By the way, given that the vast majority of folks will restore their phones from an iCloud backup, I ditched the whole ‘let’s pretend this is a new iPhone’ testing methodology. I think it’s silly to test phones in a vacuum. So I loaded up my iCloud backup with all of my normal apps — nothing too crazy, not a lot of beta software, just a healthy mix of productivity, games, sports apps and the tools I need to run TechCrunch like Slack, Convo, Notefile, email accounts and messaging clients.
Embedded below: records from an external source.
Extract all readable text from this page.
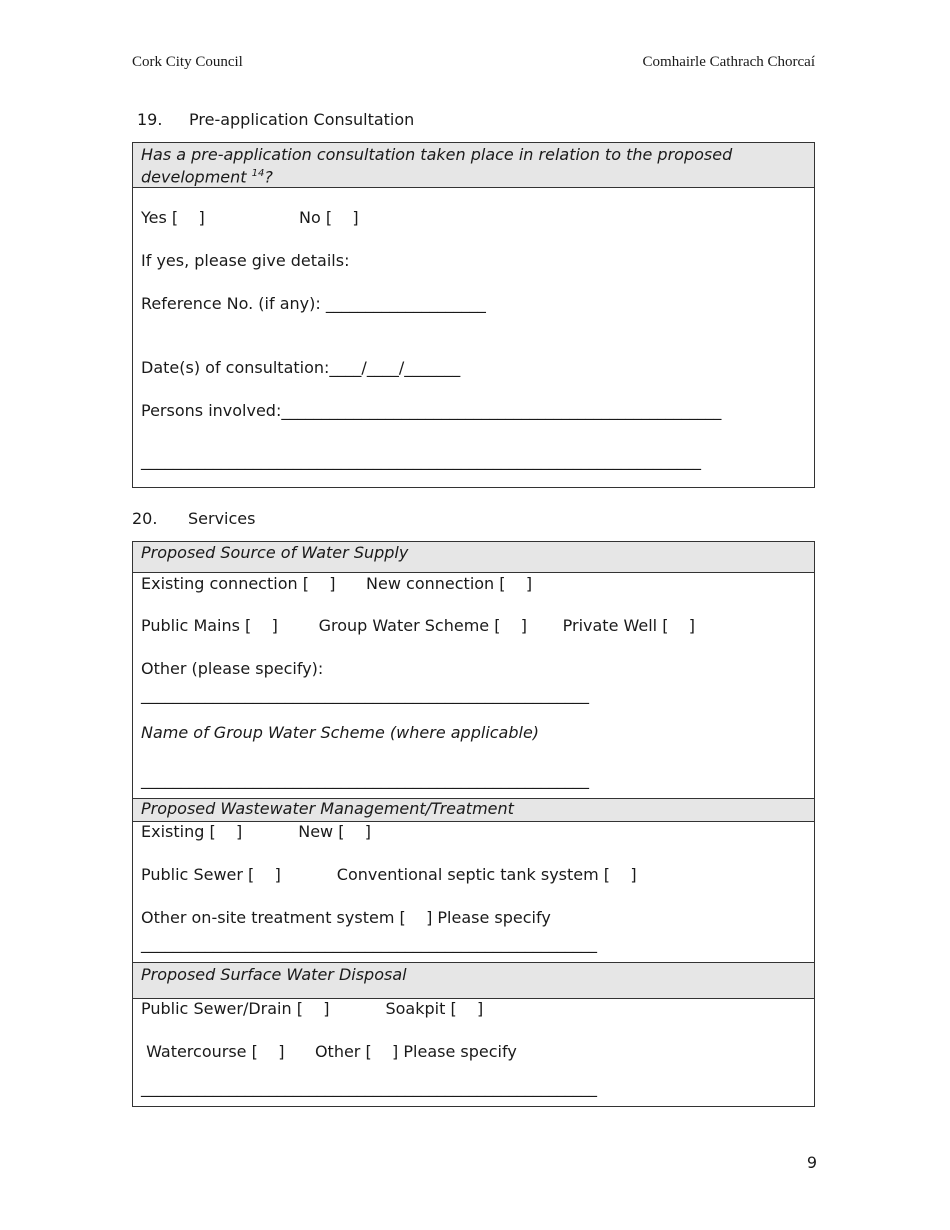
Cork City Council	Comhairle Cathrach Chorcaí
19. Pre-application Consultation
Has a pre-application consultation taken place in relation to the proposed development $^{14}$?
Yes [    ]	No [    ]
If yes, please give details:
Reference No. (if any): ____________________
Date(s) of consultation:____/____/_______
Persons involved:_______________________________________________________
______________________________________________________________________
20. Services
Proposed Source of Water Supply
Existing connection [    ]      New connection [    ]
Public Mains [    ]        Group Water Scheme [    ]       Private Well [    ]
Other (please specify):
________________________________________________________
Name of Group Water Scheme (where applicable)
________________________________________________________
Proposed Wastewater Management/Treatment
Existing [    ]           New [    ]
Public Sewer [    ]           Conventional septic tank system [    ]
Other on-site treatment system [    ] Please specify
_________________________________________________________
Proposed Surface Water Disposal
Public Sewer/Drain [    ]           Soakpit [    ]
Watercourse [    ]      Other [    ] Please specify
_________________________________________________________
9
By ‘cloning’ my current iPhone, I’m able to see how they both perform on an equal real-world footing, not as lab test dummies. It’s not the only method, but it’s the only one that makes sense to me.

Panes Of Glass

iOS 7. The big redesign born of a corporate restructuring that saw the departure of Scott Forstall and the installation of Jony Ive as design lead on both hardware and software. At the time, there was a ton of confusion about why Apple would do such a thing, and there were plenty of complaint about the buttons that looked like text, the removal of the delightful texture-heavy designs that had on-boarded millions of new smartphone users so handily and the design direction at large.
When iOS 7 dropped, I noted that it was a big break with the past (and later explained how it came to be). But I had my theories about the why of it:
“It’s as if Ive imagined the OS as a physical computer made up of sliding panes of frosted glass, with surfaces activated by touch and color. You slide those panes of glass around to access various functions and, as you do, they interact to provide context and a sense of place. Then, he took that and translated it to software.”
Basically, giving iOS the actual properties and physicality of a ‘real thing’, instead of the simulacrum of the real world projected onto glass. Physics and actual depth, rather than the appearance of depth. This is what Apple has been working towards. Not only was iOS 7 much more suited to multiple screen-sizes (Apple TV, Apple Watch, dashboards, heads up displays, virtual reality), it was also laying the ground work for enabling a three dimensional computer on a two dimensional plane.
As is now well documented, iOS 7 was a painful transition for many designers and app developers (and some users). The payoff for the pain of transition, the awkward affordances struggle and the bifurcation of a team at the height of its power? 3D Touch.